7. In het geval van eiser heeft het college dus geen toezeggingen of andere uitlatingen gedaan, of zich zo gedragen dat eiser daaruit redelijkerwijs kon en mocht afleiden dat hij zijn bewonersvergunning definitief mocht houden. Deze beroepsgrond slaagt daarom niet.
8. Eiser stelt dat het besluit onvoldoende zorgvuldig is genomen. Het college is van onjuiste feiten uitgegaan. In het verslag van de telefonische hoorzitting is het standpunt van eiser onjuist geformuleerd. Het bestreden besluit kan daarom niet in stand blijven.
9. De rechtbank overweegt dat in het verslag van de telefonische hoorzitting van 3 januari 2022 het standpunt van eiser als volgt vermeld staat: “
Bezwaarde is van mening dat de verlening van de vergunning in strijd is met het gelijkheidsbeginsel en het zorgvuldigheidsbeginsel(…)”. Eiser is het wel eens met het verlenen van de bewonersvergunning, maar niet met het intrekken van de vergunning. Eiser heeft daarom gelijk in die zin dat zijn standpunt onjuist is weergegeven in het verslag van de telefonische hoorzitting.
10. Uit de rest van het verslag blijkt dat het college het bezwaarschrift wel heeft behandeld als een bezwaar gericht tegen het intrekken van de vergunning. Het college heeft het standpunt dan wel verkeerd verwoord, maar kennelijk wel juist begrepen. Hoewel de verschrijving onzorgvuldig is, is eiser hierdoor niet benadeeld. De rechtbank laat daarom het bestreden besluit met toepassing van artikel 6:22 van de Awb in stand.

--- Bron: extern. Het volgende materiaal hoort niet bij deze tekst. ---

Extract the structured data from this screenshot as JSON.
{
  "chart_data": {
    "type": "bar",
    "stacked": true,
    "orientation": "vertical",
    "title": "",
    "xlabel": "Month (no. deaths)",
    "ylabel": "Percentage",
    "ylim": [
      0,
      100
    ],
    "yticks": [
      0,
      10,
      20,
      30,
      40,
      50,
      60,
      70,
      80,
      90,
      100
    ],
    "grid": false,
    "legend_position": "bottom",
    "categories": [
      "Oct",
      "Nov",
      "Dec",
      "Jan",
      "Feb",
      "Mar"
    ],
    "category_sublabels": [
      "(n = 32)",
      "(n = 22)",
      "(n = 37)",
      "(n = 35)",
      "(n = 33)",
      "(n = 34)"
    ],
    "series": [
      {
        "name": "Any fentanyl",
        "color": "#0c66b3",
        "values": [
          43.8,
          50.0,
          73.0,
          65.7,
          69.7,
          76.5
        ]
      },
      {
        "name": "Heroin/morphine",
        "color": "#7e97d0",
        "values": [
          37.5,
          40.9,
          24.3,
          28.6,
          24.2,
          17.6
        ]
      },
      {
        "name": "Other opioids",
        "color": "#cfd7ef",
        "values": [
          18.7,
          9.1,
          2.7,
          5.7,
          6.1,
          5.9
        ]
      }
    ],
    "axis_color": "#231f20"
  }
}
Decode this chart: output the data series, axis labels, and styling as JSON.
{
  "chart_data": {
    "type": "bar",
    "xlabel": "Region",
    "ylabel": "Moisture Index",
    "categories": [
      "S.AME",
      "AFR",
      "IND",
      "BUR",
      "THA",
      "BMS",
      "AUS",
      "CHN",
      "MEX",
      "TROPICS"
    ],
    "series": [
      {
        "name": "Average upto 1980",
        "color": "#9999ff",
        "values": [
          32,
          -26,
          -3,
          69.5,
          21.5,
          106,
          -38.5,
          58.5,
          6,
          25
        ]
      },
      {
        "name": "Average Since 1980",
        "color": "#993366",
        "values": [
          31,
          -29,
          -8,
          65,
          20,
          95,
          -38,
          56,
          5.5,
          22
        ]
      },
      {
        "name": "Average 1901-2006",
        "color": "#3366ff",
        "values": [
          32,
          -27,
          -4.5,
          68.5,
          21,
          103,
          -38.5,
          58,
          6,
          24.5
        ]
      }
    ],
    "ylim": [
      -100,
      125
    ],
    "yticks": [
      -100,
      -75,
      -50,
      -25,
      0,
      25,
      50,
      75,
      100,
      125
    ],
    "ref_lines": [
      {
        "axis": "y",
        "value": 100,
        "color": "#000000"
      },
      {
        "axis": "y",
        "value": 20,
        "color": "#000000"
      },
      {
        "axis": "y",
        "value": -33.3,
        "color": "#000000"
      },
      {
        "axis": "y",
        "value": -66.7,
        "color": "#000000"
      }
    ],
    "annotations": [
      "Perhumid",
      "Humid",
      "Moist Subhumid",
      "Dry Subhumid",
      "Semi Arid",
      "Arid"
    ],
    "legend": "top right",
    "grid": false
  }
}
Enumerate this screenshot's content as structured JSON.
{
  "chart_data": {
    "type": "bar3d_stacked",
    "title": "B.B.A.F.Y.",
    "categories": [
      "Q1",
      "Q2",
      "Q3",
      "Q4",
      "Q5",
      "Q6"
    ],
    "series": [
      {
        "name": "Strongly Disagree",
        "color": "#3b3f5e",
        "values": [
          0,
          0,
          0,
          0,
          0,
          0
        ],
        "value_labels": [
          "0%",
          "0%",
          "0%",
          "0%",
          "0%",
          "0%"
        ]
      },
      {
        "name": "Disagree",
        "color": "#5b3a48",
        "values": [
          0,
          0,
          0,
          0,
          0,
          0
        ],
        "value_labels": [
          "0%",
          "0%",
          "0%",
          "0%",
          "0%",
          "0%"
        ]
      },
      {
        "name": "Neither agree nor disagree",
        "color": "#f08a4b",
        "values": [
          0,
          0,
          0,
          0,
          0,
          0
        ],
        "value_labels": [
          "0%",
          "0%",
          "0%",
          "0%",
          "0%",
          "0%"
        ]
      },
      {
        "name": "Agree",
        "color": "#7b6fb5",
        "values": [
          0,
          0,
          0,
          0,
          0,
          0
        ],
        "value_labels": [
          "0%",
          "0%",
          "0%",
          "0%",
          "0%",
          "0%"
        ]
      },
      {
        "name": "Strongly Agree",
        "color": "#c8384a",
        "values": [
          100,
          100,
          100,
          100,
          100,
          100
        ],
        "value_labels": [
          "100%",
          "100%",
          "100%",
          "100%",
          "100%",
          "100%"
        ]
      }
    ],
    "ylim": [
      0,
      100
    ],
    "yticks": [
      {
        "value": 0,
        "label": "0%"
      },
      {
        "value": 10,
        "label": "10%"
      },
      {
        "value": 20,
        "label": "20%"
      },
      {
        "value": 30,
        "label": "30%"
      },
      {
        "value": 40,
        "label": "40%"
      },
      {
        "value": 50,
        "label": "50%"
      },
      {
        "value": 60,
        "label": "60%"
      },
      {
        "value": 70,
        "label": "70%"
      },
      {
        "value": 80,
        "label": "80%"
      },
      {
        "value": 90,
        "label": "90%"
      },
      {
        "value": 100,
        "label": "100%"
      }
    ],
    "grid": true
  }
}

Overschrijding van de redelijke termijn
11. Eiser voert aan dat de procedure erg lang heeft geduurd. De rechtbank begrijpt dit als een beroep op de redelijke termijn als bedoeld in artikel 6 van het EVRM.
12. Volgens artikel 6 van het EVRM moet een zaak binnen een redelijke termijn worden afgedaan. Dit houdt volgens vaste rechtspraak in dat de behandeling van het bezwaar en beroep gezamenlijk twee jaar mag duren. Hierbij staat in beginsel een half jaar voor de bezwaarfase en anderhalf jaar voor de beroepsfase. Het totaal van de overschrijding wordt naar boven afgerond.
13. Eiser heeft op 9 december 2021 bezwaar gemaakt tegen het intrekken van zijn bewonersvergunning. Het college heeft op 13 juni 2023 beslist op het bewaar. Dit betekent dat de bezwaarfase een jaar en ruim zes maanden heeft geduurd. Vanaf de datum dat eiser bezwaar heeft ingediend tot aan de uitspraak van deze rechtbank zijn in totaal twee jaar en bijna zeven maanden verstreken. De rechtbank ziet geen aanknopingspunten voor het oordeel dat de behandeling langer dan twee jaar had mogen duren. Dit betekent dat de redelijke termijn met zeven maanden is overschreden. De rechtbank stelt vast dat de overschrijding geheel is toe te rekenen aan de duur van de bezwaarfase.
14. In geval van een schending van de redelijke termijn wordt verondersteld dat de betrokkene immateriële schade heeft geleden, bestaande uit spanning en frustratie. Eiser komt daarom in aanmerking voor vergoeding van de door hem geleden immateriële schade. Daarbij wordt uitgegaan van een tarief van € 500,- per half jaar of gedeelde daarvan waarmee de redelijke termijn is overschreden. De vastgestelde termijnoverschrijding van 7 maanden leidt daarom tot een schadevergoeding van € 1.000,-.
15. De rechtbank veroordeelt het college tot het betalen van een schadevergoeding van € 1.000,- aan eiser.